A importância da globalização é também referida por Linda Jackson, que destaca a entrada da Citroën no mercado indiano a curto-prazo, lembrando que é um desafio cada vez maior oferecer propostas competitivas em termos de segurança nestes mercados emergentes, mas que a marca está confiante numa solução competitiva.
O ano do centenário
O ano de 2019 é também importante para a Citroën porque é nesse que se assinalam os 100 anos da marca francesa. A responsável admite que “será o ano todo de comemorações”.

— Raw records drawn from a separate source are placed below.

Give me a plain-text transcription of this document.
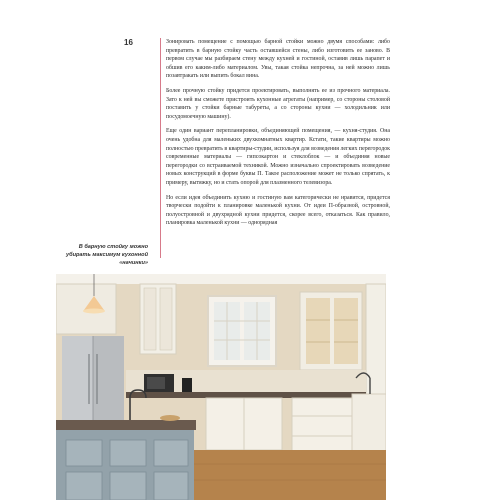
16	Зонировать помещение с помощью барной стойки можно двумя способами: либо превратить в барную стойку часть оставшейся стены, либо изготовить ее заново. В первом случае мы разбираем стену между кухней и гостиной, оставив лишь парапет и обшив его каким-либо материалом. Увы, такая стойка непрочна, за ней можно лишь позавтракать или выпить бокал вина.

Более прочную стойку придется проектировать, выполнять ее из прочного материала. Зато к ней вы сможете пристроить кухонные агрегаты (например, со стороны столовой поставить у стойки барные табуреты, а со стороны кухни — холодильник или посудомоечную машину).

Еще один вариант перепланировки, объединяющей помещения, — кухня-студия. Она очень удобна для маленьких двухкомнатных квартир. Кстати, такие квартиры можно полностью превратить в квартиры-студии, используя для возведения легких перегородок современные материалы — гипсокартон и стеклоблок — и объединяя новые перегородки со встраиваемой техникой. Можно изначально спроектировать возведение новых конструкций в форме буквы П. Такое расположение может не только спрятать, к примеру, вытяжку, но и стать опорой для плазменного телевизора.

Но если идея объединить кухню и гостиную вам категорически не нравится, придется творчески подойти к планировке маленькой кухни. От идеи П-образной, островной, полуостровной и двухрядной кухни придется, скорее всего, отказаться. Как правило, планировка маленькой кухни — однорядная

В барную стойку можно убирать максимум кухонной «начинки»
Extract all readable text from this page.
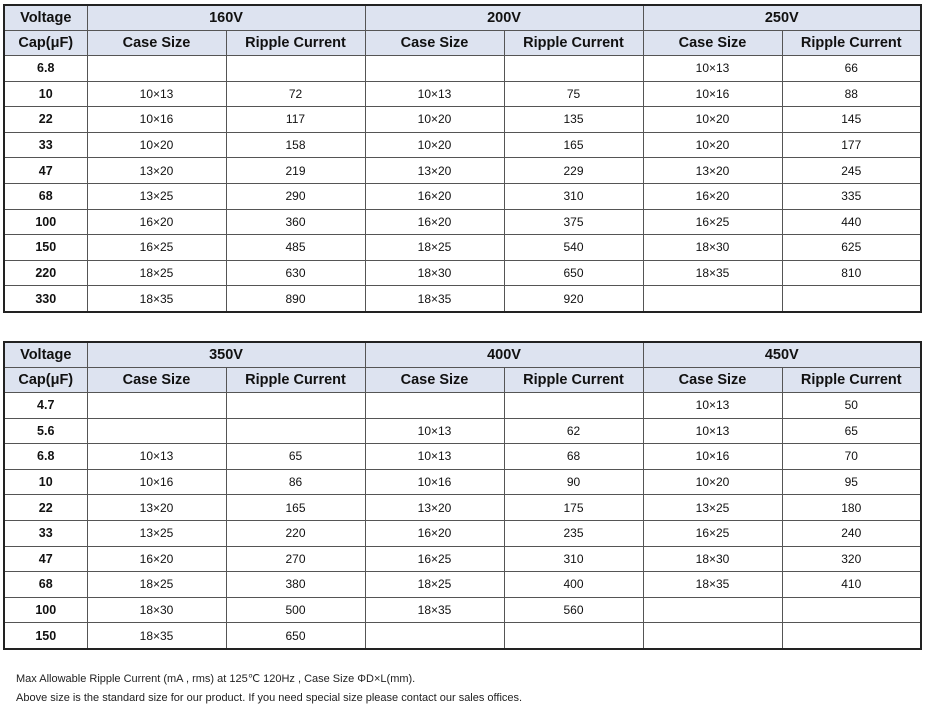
Voltage	160V		200V		250V	
Cap(μF)	Case Size	Ripple Current	Case Size	Ripple Current	Case Size	Ripple Current
6.8					10×13	66
10	10×13	72	10×13	75	10×16	88
22	10×16	117	10×20	135	10×20	145
33	10×20	158	10×20	165	10×20	177
47	13×20	219	13×20	229	13×20	245
68	13×25	290	16×20	310	16×20	335
100	16×20	360	16×20	375	16×25	440
150	16×25	485	18×25	540	18×30	625
220	18×25	630	18×30	650	18×35	810
330	18×35	890	18×35	920		
Voltage	350V		400V		450V	
Cap(μF)	Case Size	Ripple Current	Case Size	Ripple Current	Case Size	Ripple Current
4.7					10×13	50
5.6			10×13	62	10×13	65
6.8	10×13	65	10×13	68	10×16	70
10	10×16	86	10×16	90	10×20	95
22	13×20	165	13×20	175	13×25	180
33	13×25	220	16×20	235	16×25	240
47	16×20	270	16×25	310	18×30	320
68	18×25	380	18×25	400	18×35	410
100	18×30	500	18×35	560		
150	18×35	650				
Max Allowable Ripple Current (mA , rms) at 125℃ 120Hz , Case Size ΦD×L(mm).
Above size is the standard size for our product. If you need special size please contact our sales offices.
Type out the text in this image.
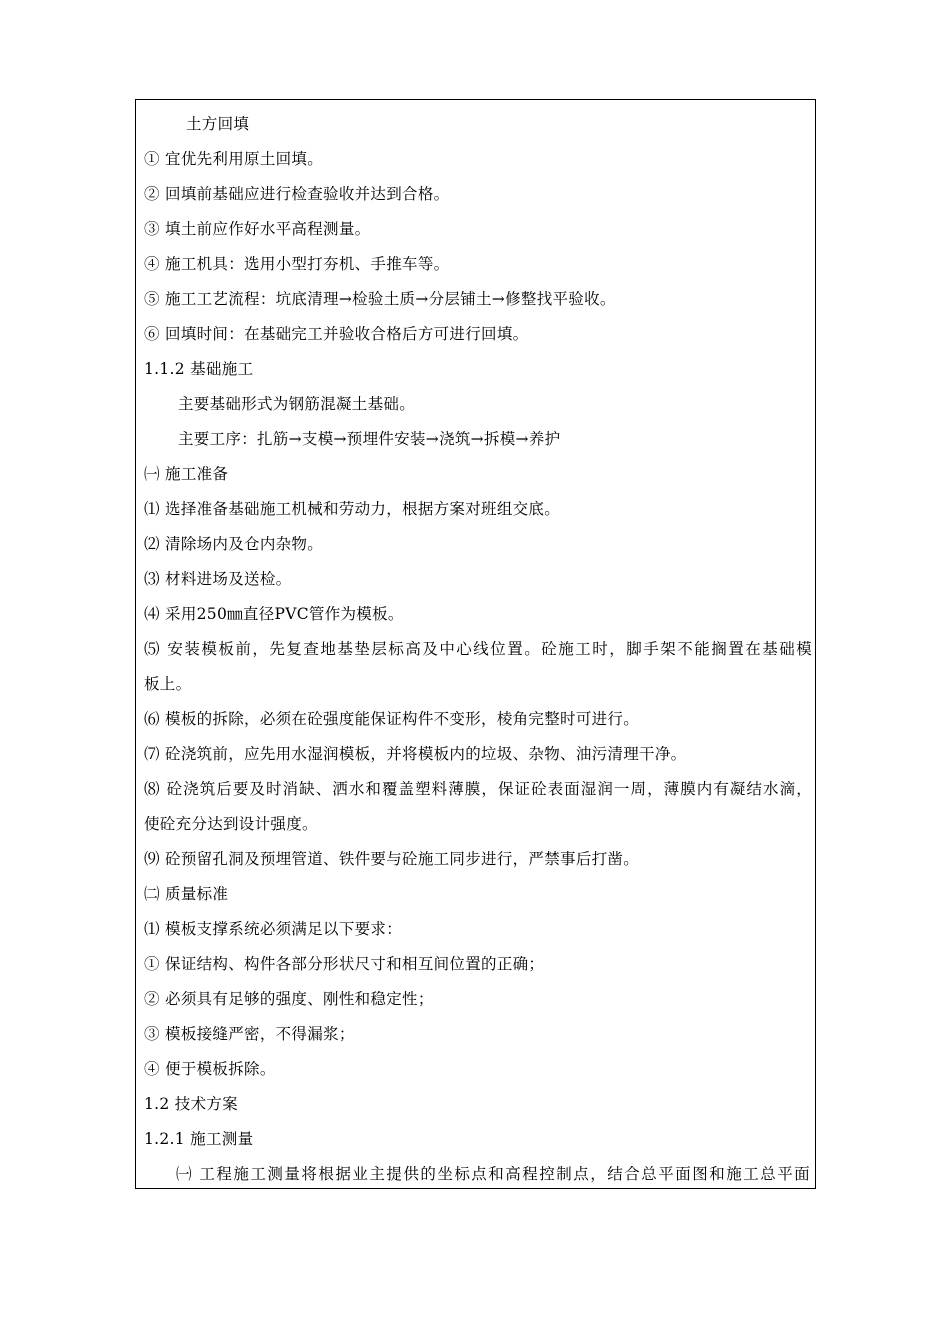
土方回填
① 宜优先利用原土回填。
② 回填前基础应进行检查验收并达到合格。
③ 填土前应作好水平高程测量。
④ 施工机具：选用小型打夯机、手推车等。
⑤ 施工工艺流程：坑底清理→检验土质→分层铺土→修整找平验收。
⑥ 回填时间：在基础完工并验收合格后方可进行回填。
1.1.2 基础施工
主要基础形式为钢筋混凝土基础。
主要工序：扎筋→支模→预埋件安装→浇筑→拆模→养护
㈠ 施工准备
⑴ 选择准备基础施工机械和劳动力，根据方案对班组交底。
⑵ 清除场内及仓内杂物。
⑶ 材料进场及送检。
⑷ 采用250㎜直径PVC管作为模板。
⑸ 安装模板前，先复查地基垫层标高及中心线位置。砼施工时，脚手架不能搁置在基础模
板上。
⑹ 模板的拆除，必须在砼强度能保证构件不变形，棱角完整时可进行。
⑺ 砼浇筑前，应先用水湿润模板，并将模板内的垃圾、杂物、油污清理干净。
⑻ 砼浇筑后要及时消缺、洒水和覆盖塑料薄膜，保证砼表面湿润一周，薄膜内有凝结水滴，
使砼充分达到设计强度。
⑼ 砼预留孔洞及预埋管道、铁件要与砼施工同步进行，严禁事后打凿。
㈡ 质量标准
⑴ 模板支撑系统必须满足以下要求：
① 保证结构、构件各部分形状尺寸和相互间位置的正确；
② 必须具有足够的强度、刚性和稳定性；
③ 模板接缝严密，不得漏浆；
④ 便于模板拆除。
1.2 技术方案
1.2.1 施工测量
㈠ 工程施工测量将根据业主提供的坐标点和高程控制点，结合总平面图和施工总平面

“Quando começámos a planear isto, há quatro anos, o briefing que dei ao diretor de marketing era como é que o André Citroen teria celebrado se fosse vivo. Bem… Teria cerca de 136 anos, mas como é que ele o faria… (risos) Portanto, disse que queria algo internacional, nas redes sociais, não inteiramente parisiense e queria que fosse aquilo que é a Citroën, que é uma marca que envolve os seus clientes. Assim, aquilo que temos é algo que se espalha ao longo do ano e que basicamente envolve o passado, o presente e o futuro. Quanto ao passado, tivemos a passagem pelo salão Retromobile de carros clássicos, em Paris, onde mostrámos os clássicos e uma grande reunião de pessoas vindas de todo o mundo com os seus carros em julho.
( Nuno Pinto Fernandes/ Global Imagens )
Também tivemos um evento em Paris, em junho, em que preenchemos uma rua com velhos Citroën. Esse é o passado. O presente é o facto de que temos uma gama completa especial chamada Origines. Quando falamos do futuro, fizemos os dois concepts que apresentámos, o Ami-One e o 19-19, mas ao mesmo tempo, ao longo do ano, cada mercado vai fazer ações individuais que envolvam diretamente os clientes. Por exemplo, fizemos uma série de vídeos que estão nas redes sociais e nos quais as pessoas contam as suas histórias com a Citroën em todo o mundo. O que tentei fazer é que cada uma dessas ativações seja algo que podemos falar com os adeptos e com os clientes. Tentamos ter eventos em todo o ano e com cada país a ter as suas próprias coisas”.